Question

What’s the length of $\left| AC \right|$ ?

$\begin{align}
  & \left[ AB \right]\bot \left[ BC \right] \\
 & \left[ AH \right]\bot \left[ BD \right] \\
 & \left| AD \right|=\left| DC \right| \\
 & \left| BH \right|=3cm \\
 & \left| AB \right|=5cm \\
\end{align}$

Answer 1

Hint: We are asked to find the length of the side AC as shown in the figure in the question. To find this, we will use some basic laws like sum of three angles of any triangle is ${{180}^{\circ }}$ and trigonometric ratios such as sine and cosine and the Pythagoras theorem and we will finally use the Lami’s theorem to solve this problem and find the length of AC.

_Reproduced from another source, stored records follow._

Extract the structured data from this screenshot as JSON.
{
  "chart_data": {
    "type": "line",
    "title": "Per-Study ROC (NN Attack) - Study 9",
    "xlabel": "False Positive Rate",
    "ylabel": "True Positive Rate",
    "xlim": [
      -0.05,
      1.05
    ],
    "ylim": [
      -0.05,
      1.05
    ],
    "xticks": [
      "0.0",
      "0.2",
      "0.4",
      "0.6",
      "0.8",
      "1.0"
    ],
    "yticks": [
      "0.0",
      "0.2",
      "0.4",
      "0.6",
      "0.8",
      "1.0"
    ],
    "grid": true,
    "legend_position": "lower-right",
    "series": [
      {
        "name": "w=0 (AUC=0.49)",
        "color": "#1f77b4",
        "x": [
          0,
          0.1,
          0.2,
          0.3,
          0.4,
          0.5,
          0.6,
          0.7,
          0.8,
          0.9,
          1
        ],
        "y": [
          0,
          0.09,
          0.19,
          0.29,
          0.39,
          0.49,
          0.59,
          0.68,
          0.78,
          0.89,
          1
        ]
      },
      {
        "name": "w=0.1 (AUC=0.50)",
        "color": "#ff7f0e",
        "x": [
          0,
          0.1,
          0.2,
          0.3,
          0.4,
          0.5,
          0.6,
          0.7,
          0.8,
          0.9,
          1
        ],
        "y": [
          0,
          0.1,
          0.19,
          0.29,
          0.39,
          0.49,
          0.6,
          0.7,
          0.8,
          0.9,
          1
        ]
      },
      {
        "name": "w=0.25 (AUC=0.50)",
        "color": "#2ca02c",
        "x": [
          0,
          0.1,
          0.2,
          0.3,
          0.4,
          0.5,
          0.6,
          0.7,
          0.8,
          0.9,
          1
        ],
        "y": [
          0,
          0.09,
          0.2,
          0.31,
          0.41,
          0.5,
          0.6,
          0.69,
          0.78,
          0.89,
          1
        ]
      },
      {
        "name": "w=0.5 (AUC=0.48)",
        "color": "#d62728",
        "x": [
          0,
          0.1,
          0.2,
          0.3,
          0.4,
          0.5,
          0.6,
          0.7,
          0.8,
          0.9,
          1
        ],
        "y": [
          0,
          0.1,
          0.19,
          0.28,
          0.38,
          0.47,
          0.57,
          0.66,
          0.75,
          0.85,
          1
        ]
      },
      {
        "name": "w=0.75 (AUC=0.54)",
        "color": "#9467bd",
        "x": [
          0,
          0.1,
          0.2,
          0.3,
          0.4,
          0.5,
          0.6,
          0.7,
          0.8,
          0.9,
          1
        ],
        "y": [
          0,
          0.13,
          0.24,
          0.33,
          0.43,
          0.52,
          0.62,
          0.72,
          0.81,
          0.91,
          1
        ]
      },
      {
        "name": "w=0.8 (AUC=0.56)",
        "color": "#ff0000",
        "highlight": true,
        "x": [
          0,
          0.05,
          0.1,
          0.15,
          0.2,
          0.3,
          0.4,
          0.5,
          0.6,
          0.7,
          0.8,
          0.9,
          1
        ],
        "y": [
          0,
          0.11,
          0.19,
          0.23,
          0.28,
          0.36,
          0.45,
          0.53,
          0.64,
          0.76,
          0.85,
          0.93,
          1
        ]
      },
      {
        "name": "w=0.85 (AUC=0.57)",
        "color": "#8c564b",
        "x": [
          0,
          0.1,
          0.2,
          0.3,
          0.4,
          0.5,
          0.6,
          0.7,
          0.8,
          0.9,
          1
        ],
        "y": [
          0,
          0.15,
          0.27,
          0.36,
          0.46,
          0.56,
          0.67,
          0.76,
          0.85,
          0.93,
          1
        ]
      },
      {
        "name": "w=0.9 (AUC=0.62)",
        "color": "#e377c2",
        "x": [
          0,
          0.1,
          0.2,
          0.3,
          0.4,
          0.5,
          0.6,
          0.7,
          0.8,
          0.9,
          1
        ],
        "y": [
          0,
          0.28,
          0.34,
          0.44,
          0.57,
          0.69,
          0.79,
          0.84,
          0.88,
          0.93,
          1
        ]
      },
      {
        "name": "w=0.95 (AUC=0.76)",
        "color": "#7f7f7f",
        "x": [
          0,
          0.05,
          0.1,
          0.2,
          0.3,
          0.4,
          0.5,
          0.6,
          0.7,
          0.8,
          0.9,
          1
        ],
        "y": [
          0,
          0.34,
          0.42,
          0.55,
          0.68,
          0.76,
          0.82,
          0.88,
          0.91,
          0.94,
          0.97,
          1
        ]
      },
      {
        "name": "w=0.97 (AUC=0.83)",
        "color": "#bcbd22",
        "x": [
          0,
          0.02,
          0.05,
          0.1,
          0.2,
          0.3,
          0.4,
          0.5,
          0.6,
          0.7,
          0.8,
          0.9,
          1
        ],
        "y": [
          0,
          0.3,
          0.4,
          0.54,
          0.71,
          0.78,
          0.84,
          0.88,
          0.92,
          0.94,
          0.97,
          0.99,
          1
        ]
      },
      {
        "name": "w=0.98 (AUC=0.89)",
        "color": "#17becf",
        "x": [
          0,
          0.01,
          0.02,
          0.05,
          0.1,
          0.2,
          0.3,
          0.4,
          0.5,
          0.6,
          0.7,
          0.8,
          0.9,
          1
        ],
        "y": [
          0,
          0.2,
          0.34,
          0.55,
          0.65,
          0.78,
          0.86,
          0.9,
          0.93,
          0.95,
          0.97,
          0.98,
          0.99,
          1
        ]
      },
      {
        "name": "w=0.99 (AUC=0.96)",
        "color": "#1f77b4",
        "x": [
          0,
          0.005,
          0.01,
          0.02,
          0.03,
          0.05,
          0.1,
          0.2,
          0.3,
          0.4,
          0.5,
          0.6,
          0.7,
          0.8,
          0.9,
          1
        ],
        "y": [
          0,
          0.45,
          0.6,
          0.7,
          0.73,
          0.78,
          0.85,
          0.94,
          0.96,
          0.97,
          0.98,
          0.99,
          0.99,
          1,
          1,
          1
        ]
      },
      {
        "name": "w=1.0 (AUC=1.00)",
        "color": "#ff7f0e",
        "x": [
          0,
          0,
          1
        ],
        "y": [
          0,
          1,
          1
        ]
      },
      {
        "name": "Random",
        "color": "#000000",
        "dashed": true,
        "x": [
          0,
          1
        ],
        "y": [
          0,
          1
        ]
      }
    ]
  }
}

Complete step by step answer:

We know that, $\left| AD \right|=\left| DC \right|$, hence we can find any one and then find AC. Let us assume the length of AD as x cm for time being. Hence even DC will have a length of x cm. We will assume the angle $\angle DCB$ to be ${{\theta }_{1}}$ and the angle $\angle DBC$ to be ${{\theta }_{2}}$ . Since the total angle of a triangle is ${{180}^{\circ }}$, we get angle $\angle BDC$ as ${{180}^{\circ }}-{{\theta }_{1}}-{{\theta }_{2}}$ , as shown. And since AC is a straight line, its total angle is ${{180}^{\circ }}$, hence angle $\angle ADE$ will be ${{\theta }_{1}}+{{\theta }_{2}}$ as shown in the figure.
We also know that $\angle ABC={{90}^{\circ }}$ , hence $\angle ABE={{90}^{\circ }}-{{\theta }_{2}}$ and by the law of total angle of a triangle, $\angle BAE={{\theta }_{2}}$ . Now, taking the triangle, $\vartriangle ABE$ , we have,
$\begin{align}
  & \sin {{\theta }_{2}}=\dfrac{BE}{AB} \\
 & \Rightarrow \sin {{\theta }_{2}}=\dfrac{3}{5} \\
 & \Rightarrow \cos {{\theta }_{2}}=\dfrac{4}{5} \\
\end{align}$
And from triangle, $\vartriangle ABC$ , we have,
$\begin{align}
  & \sin {{\theta }_{1}}=\dfrac{AB}{AC} \\
 & \sin {{\theta }_{1}}=\dfrac{5}{2x} \\
 & \cos {{\theta }_{1}}=\dfrac{BC}{AC} \\
\end{align}$
By, Pythagoras theorem, $BC=\sqrt{4{{x}^{2}}-25}$ , hence,
$\cos {{\theta }_{1}}=\dfrac{\sqrt{4{{x}^{2}}-25}}{2x}$
Now, take the $\vartriangle AED$ , by applying Lami’s theorem, we get,
$\dfrac{x}{\sin {{90}^{\circ }}}=\dfrac{4}{\sin \left( {{\theta }_{1}}+{{\theta }_{2}} \right)}$
By expanding sine and cross multiplying, we get
$x\left( \sin {{\theta }_{1}}\cos {{\theta }_{2}}+\cos {{\theta }_{1}}\sin {{\theta }_{2}} \right)=4$
By substituting the values of sine and cosine from the previous step, we get,
$\begin{align}
  & x\left( \dfrac{5}{2x}\dfrac{4}{5}+\dfrac{\sqrt{4{{x}^{2}}-25}}{2x}\dfrac{3}{5} \right)=4 \\
 & x\left( \dfrac{2}{x}+\dfrac{3\sqrt{4{{x}^{2}}-25}}{10x} \right)=4 \\
 & \Rightarrow \sqrt{4{{x}^{2}}-25}=\dfrac{20}{3} \\
\end{align}$
Squaring on both sides, we get,
$\begin{align}
  & 4{{x}^{2}}-25=\dfrac{400}{9} \\
 & 4{{x}^{2}}=\dfrac{625}{9} \\
 & \Rightarrow x=\sqrt{\dfrac{625}{36}} \\
 & \Rightarrow x=\dfrac{25}{6} \\
\end{align}$
Therefore, the value of Ac will be,
 $\begin{align}
  & \left| AC \right|=2x \\
 & \left| AC \right|=\dfrac{25}{3} \\
\end{align}$
Therefore, the value of the side AC is $\dfrac{25}{3}$ cm.

Note: When we solve this problem, we use the angle property of triangles and straight lines. One must be careful to take ${{180}^{\circ }}$ as total angle or the sum of the angles of a triangle and must use the fact that sum of the two angles created by a line intersecting another line is also ${{180}^{\circ }}$. Also, while using the trigonometric ratios, we must choose the proper sides based on the definition of the ratio we are using.